Respiratory-modulated and phrenic afferent-driven neurons in the cervical spinal cord (C4-C6) of the fluorocarbon-perfused guinea pig.

Abstract

The potential contributions of cervical spinal interneurons to the neural control of respiration have been investigated by extracellularly recording the patterns of activity of neurons in the C4-C6 spinal cord during fictive respiration in the fluorocarbon-perfused, adult guinea pig. Two types of neurons were recorded: respiratory-modulated neurons, whose activity was modulated with respiration, and phrenic-driven neurons, which were excited by electrical stimulation of the phrenic nerve. Respiratory-modulated neurons (n = 20) could be divided into inspiratory, expiratory, and phase-spanning neurons, based on their patterns of activity during fictive respiration.
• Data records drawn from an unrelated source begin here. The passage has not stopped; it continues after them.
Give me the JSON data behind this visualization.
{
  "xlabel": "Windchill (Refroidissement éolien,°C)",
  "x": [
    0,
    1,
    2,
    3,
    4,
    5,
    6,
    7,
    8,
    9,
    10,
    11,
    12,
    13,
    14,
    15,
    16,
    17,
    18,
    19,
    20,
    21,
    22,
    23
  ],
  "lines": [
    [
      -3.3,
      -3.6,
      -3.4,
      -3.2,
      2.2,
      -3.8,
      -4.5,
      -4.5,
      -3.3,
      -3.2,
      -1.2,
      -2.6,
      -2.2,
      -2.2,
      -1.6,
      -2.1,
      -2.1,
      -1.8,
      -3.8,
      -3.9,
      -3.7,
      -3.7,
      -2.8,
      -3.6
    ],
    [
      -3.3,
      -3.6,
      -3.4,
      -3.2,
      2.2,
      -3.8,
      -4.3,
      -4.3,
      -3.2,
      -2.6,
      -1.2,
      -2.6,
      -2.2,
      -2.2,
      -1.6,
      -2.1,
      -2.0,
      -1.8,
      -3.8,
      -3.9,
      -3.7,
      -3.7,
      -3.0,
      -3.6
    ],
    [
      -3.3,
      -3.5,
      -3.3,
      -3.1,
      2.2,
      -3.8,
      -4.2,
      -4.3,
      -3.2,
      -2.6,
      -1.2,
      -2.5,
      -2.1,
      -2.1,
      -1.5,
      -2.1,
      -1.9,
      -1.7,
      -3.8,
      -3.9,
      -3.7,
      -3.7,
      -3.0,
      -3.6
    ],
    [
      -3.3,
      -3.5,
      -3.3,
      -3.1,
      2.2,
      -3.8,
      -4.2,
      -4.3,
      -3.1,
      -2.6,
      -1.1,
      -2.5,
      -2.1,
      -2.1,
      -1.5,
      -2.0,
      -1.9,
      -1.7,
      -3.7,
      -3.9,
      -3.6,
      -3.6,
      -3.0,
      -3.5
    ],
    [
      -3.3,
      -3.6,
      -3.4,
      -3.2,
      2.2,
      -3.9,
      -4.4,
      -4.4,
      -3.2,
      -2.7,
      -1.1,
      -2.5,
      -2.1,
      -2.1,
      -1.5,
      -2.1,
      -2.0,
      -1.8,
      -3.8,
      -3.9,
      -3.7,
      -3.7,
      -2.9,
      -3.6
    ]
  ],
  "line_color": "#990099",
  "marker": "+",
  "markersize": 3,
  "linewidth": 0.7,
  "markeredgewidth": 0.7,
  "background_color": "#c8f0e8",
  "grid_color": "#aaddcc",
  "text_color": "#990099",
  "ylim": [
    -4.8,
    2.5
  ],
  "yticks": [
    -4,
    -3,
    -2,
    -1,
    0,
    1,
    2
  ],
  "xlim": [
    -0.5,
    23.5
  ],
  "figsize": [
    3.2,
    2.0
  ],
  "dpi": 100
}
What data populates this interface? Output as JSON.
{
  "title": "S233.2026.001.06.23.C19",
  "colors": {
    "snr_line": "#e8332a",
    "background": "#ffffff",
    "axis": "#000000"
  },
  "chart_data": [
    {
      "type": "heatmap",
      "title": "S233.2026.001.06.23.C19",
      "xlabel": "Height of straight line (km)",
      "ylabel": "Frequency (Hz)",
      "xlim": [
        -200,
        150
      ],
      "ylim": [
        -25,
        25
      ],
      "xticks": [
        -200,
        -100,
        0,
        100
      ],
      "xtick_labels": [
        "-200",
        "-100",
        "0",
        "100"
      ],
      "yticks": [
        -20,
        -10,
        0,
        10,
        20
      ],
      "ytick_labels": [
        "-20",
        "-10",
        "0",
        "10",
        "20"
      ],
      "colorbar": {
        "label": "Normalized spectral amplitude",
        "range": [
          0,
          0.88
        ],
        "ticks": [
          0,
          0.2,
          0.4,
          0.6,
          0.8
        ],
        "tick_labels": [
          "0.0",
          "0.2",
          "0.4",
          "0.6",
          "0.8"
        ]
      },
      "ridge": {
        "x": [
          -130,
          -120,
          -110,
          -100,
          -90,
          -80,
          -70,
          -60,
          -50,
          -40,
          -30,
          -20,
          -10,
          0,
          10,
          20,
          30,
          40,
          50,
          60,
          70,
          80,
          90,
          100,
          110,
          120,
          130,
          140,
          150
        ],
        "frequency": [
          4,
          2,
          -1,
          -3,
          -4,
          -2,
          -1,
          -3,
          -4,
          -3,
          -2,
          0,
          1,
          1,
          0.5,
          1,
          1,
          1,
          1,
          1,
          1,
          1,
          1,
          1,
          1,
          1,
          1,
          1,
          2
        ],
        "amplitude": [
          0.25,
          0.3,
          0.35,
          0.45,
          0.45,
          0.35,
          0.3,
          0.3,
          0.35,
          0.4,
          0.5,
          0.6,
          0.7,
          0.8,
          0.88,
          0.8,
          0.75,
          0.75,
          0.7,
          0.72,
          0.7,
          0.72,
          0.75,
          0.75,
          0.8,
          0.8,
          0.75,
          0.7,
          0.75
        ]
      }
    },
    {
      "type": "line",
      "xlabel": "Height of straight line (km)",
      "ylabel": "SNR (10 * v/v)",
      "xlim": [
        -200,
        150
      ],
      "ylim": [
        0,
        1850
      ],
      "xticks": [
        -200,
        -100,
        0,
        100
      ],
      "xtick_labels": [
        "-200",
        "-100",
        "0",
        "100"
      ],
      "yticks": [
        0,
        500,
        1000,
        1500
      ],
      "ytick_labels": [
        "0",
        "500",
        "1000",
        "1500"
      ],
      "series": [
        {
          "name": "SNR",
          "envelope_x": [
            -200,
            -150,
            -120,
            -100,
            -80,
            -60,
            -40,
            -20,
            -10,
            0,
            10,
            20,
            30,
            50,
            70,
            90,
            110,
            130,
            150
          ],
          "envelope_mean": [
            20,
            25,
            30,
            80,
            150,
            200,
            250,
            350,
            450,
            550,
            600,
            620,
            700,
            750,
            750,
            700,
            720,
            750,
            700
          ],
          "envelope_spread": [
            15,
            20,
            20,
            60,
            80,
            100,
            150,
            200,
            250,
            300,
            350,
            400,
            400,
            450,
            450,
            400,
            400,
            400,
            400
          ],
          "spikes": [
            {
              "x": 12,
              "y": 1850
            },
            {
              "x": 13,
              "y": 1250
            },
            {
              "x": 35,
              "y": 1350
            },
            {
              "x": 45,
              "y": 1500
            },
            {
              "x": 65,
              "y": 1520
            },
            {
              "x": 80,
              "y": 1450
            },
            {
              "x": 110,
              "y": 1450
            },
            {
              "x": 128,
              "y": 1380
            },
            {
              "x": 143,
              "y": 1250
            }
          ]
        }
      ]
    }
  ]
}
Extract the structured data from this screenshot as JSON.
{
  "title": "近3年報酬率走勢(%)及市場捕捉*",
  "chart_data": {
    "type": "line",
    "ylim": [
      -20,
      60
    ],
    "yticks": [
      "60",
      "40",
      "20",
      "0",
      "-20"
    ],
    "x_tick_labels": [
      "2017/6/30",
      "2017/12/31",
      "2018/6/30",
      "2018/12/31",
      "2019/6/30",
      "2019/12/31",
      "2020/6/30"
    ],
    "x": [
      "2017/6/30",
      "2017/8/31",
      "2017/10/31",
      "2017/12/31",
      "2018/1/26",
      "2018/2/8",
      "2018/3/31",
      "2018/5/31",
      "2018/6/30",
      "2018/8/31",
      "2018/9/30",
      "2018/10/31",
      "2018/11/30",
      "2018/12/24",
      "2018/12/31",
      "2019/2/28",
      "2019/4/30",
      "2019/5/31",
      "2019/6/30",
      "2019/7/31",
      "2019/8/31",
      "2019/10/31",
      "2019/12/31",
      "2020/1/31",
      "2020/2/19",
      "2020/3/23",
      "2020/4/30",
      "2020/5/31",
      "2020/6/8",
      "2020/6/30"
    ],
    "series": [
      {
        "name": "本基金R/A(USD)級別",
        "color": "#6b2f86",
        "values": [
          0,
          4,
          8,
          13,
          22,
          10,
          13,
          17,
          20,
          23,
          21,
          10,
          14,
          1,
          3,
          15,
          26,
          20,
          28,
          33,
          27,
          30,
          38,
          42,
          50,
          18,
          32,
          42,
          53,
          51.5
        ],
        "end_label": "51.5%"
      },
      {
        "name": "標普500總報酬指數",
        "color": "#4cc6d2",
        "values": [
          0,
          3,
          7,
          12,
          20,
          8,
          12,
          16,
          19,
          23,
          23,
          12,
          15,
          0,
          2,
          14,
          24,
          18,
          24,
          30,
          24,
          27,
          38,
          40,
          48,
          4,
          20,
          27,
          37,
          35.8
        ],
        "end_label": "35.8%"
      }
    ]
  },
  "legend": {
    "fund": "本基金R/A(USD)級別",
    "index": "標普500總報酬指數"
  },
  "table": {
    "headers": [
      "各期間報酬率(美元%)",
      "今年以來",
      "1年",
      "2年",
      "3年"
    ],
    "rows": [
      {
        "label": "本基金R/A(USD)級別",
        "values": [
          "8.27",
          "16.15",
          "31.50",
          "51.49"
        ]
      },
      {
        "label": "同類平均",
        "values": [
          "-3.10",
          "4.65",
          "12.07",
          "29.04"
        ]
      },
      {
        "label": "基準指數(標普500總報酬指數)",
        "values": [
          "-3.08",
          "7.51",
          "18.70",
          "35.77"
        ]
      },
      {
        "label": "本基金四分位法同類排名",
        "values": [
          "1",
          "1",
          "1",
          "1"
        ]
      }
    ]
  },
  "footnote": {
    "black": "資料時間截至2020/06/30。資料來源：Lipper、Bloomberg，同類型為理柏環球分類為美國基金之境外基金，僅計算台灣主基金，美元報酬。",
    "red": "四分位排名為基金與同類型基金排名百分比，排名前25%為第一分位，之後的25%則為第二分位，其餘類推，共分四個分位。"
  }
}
Respiratory-modulated neurons showed varying dependencies on the type of breathing; during spontaneous augmented breaths, one-half exhibited patterns of activity that were significantly different to those seen during normal, fictive respiration, whereas the other half of the respiratory-modulated neurons showed similar patterns of activity during both normal and augmented breaths. Phrenic-driven neurons (n = 22) could be divided into short-latency (7-12 ms), moderate-latency (12-25 ms), and inhibited neurons, but were only occasionally and weakly modulated with respiration. The results suggest that respiratory-modulated C4-C6 spinal neurons may contribute to the neural control of respiration, with different subpopulations specialized for different types of respiratory tasks, and that phrenic-driven neurons may be interposed in sensory or reflex pathways, such as the spinothalamic tract or phrenic-to-phrenic inhibitory reflex.